To open a URL from a .NET application, many sites (including on StackOverflow) cite this example:
Process.Start("http://www.google.com/");
On Windows 8, this works if Internet Explorer is the default browser. However if Google Chrome is the default, it fails with:
Unhandled Exception: System.ComponentModel.Win32Exception: Class not registered
Does this suggest that this method is no longer the right way to open URL's on Windows? What alternatives exist? Is it safer to just launch Internet Explorer directly?

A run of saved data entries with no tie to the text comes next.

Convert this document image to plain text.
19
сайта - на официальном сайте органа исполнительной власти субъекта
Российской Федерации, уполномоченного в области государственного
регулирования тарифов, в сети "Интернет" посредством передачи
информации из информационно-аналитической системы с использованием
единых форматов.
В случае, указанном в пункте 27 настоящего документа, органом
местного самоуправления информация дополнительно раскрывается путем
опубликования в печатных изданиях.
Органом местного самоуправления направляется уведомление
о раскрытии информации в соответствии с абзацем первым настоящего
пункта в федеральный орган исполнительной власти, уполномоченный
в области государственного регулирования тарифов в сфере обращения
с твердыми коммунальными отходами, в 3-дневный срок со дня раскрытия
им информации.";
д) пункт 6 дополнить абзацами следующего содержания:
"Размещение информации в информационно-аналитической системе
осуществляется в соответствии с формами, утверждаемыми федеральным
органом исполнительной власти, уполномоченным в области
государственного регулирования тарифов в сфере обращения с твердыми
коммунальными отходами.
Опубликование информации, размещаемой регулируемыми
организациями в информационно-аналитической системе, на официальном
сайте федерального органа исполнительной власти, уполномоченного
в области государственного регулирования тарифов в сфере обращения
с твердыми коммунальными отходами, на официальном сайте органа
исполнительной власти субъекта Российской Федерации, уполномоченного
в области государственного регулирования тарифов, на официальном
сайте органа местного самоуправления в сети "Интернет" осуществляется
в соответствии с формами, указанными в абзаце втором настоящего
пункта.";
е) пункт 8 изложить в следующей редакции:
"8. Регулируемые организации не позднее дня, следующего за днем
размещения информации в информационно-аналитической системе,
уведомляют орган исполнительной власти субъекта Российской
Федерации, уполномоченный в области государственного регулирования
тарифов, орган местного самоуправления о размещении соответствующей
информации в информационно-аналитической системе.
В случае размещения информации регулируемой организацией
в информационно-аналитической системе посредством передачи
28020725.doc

You may try to specify the Process filename "explorer.exe" explicitly, like suggested in the following thread:
http://social.msdn.microsoft.com/Forums/nl-BE/toolsforwinapps/thread/e051a102-469e-4ede-882c-c2c89377652a
var startInfo = new ProcessStartInfo("explorer.exe", url);
Process.Start(startInfo);
Armin's answer is the one I ended up using and it's worked well.
I just want to add that I only get the 'Class Not Registered' exception when I'm starting the process from a program that is running with elevated permissions. This appears to be new behavior with Windows 8.
I've tried many a solution but as i'm in a UI project (wpf or winform) I ended up using an embedded browser control. Calling navigate, setting the url then target to "_blank" launches an external browser window.
_webBrowser.Navigate(uri, "_blank");
Hope this helps.
DC
Use the Launcher object to open URLs.
Example:
await Launcher.LaunchUriAsync(new Uri("www.google.com"));
The only robust solution I've found to this problem is described here: http://www.seirer.net/blog/2014/6/10/solved-how-to-open-a-url-in-the-default-browser-in-csharp
Basically, you need to look through the Windows registry to find what the selected default browser is, and launch that directly as the process with the URL as the argument.